What you may discover is that many micro-cap companies aren't making money yet. Earnings are probably negative, so the traditional stock valuation ratios don't make sense. You may also notice a sizable deficit in
shareholders' equity, where a positive number ought to be. Don't be too alarmed! These may be signs that the company is in its early stages of fast-paced growth.
With a micro-cap company, how you spend your research time gets turned upside-down. Unlike with large cap companies, for which historical financial performance is a window to the future, non-financial information holds much more value when looking at a micro-cap stock. You should spend 80% of your effort on understanding the company's business strategy and business model, ensuring the management team is the right one to pull it off, making certain the industry in which the company operates is sizable and growing, and judging how or whether it is better than its competitors. You should spend only 20% of your time looking at current financial results.
For a small, expanding company, financial statements are out-of-date the minute they're filed. Be sure, however, that the company does file financial reports with the
SEC, and that it does so on time. When an OTCBB company doesn't file timely reports, it is given a short grace period by the regulators but is then removed from the exchange. Delayed filings, as well as unusual auditing issues, are major red flags. (To learn more about the SEC, see
Policing The Securities Market: An Overview Of The SEC and
Where can I find a company's annual report and its SEC filings?)
It is critical to stay informed on consumer and industry trends, if you are to be successful in choosing the winners from the losers. Technological advances and changes in consumer tastes and lifestyles can make or break even the strongest companies. Future-focused studies, like the predictions of trend-guru
Faith Popcorn, can clue you in to the latest brands, attitudes and ideas about to rock the world.

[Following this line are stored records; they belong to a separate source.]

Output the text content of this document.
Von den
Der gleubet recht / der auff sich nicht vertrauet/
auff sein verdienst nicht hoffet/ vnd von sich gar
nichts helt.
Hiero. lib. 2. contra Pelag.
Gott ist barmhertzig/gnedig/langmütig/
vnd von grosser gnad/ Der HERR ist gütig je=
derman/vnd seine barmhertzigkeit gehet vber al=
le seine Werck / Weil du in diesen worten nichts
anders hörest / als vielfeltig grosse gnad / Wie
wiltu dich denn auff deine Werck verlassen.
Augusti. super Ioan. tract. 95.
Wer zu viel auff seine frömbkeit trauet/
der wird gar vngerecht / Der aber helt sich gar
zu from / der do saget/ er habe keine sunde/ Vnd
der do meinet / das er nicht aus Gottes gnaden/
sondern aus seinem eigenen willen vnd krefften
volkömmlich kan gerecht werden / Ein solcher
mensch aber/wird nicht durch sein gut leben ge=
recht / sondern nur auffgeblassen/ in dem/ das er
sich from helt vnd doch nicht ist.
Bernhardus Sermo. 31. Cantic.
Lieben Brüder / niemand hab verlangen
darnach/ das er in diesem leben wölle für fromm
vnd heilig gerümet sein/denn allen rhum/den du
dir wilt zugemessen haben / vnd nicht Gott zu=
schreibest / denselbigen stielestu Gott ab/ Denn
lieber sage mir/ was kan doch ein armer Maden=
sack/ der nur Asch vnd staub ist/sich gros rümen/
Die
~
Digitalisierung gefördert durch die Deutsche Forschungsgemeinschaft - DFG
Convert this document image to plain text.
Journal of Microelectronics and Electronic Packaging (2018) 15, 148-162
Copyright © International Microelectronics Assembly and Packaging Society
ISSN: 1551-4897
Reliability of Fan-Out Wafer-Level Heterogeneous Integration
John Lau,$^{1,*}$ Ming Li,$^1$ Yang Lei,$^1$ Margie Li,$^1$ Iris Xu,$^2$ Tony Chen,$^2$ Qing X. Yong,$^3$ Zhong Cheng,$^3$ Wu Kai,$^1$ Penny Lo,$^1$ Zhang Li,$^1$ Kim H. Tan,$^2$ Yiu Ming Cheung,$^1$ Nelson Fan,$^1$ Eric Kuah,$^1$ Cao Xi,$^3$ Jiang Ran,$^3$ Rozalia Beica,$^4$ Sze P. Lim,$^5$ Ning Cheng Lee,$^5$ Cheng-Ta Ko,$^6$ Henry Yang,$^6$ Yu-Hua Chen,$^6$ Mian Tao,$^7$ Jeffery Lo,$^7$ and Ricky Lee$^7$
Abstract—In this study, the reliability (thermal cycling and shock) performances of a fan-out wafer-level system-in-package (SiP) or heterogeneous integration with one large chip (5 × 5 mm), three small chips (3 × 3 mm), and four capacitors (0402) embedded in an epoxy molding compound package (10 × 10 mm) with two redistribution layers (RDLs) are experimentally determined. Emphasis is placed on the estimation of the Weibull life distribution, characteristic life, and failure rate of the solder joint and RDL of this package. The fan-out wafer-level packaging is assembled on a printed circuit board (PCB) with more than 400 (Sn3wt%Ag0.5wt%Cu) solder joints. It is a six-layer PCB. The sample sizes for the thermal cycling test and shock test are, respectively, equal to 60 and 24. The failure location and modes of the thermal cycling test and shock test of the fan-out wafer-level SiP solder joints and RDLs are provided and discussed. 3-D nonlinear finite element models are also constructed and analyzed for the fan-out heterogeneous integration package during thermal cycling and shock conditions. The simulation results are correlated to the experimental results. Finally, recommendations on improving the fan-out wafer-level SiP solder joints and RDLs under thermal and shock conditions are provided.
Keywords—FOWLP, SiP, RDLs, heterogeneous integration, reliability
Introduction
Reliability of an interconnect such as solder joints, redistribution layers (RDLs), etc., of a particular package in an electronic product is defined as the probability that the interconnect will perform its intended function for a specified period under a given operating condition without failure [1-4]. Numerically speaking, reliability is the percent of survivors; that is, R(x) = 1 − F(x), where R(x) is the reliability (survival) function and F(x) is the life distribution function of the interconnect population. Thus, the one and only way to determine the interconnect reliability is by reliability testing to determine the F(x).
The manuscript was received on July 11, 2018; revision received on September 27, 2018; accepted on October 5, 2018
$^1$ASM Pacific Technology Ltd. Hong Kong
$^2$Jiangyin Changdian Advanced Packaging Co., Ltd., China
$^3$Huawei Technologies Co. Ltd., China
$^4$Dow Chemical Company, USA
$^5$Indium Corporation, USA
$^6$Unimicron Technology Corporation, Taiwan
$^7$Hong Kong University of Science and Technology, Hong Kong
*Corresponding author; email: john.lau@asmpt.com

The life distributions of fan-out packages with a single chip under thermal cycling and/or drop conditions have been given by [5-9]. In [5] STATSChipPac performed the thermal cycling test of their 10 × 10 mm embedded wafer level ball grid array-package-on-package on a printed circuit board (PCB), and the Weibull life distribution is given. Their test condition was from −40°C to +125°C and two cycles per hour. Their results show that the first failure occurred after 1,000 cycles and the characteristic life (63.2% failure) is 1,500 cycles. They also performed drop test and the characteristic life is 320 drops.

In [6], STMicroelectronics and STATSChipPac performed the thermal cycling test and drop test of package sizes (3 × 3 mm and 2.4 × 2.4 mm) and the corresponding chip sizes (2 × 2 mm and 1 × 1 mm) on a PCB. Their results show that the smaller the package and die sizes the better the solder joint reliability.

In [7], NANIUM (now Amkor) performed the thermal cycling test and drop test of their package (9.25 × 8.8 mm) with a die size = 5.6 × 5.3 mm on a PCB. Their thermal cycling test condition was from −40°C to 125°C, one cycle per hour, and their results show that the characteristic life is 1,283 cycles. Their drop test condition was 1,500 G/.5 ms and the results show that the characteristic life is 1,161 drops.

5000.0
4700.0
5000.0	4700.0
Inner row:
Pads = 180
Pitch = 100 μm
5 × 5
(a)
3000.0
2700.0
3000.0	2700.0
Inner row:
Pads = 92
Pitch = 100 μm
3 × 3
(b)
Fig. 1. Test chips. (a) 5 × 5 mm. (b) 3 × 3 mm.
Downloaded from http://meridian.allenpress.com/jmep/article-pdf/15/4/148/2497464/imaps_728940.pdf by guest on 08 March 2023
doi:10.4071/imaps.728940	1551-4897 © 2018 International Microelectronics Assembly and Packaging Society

Questions to think about include:
- Has this company invented a compelling product or service that taps a unique niche in the market place?
- Does the company have a better way of doing things?
- Will the company's offering be in demand in the future, no matter what the economic cycle?
The promise of wild returns in micro-cap equities, however, comes with a price.
Liquidity is usually limited, meaning that you might not be able to sell a micro-cap stock quickly enough to minimize losses when things go wrong. Also, it may be difficult as an individual investor to conduct the depth of original research required. Be warned that these companies are like shooting stars: they can fizzle out just as fast as they light up the sky. Be careful to only risk as much money as you are prepared to lose. And remember that valuing micro-cap equities can be especially challenging if you aren't familiar with non-traditional price valuation techniques.
Gaining Micro-Cap Exposure
How can you invest in micro-cap equities if you don't have the time or skill to do the necessary
due diligence? Consider investing in
exchange-traded funds that track a micro-cap index, such as the Russell Micro-Cap Index. Also, you might want to check out some free research ideas from independent, fee-based research firms. These firms issue stock reports on many interesting micro-cap companies that just might be right for your portfolio.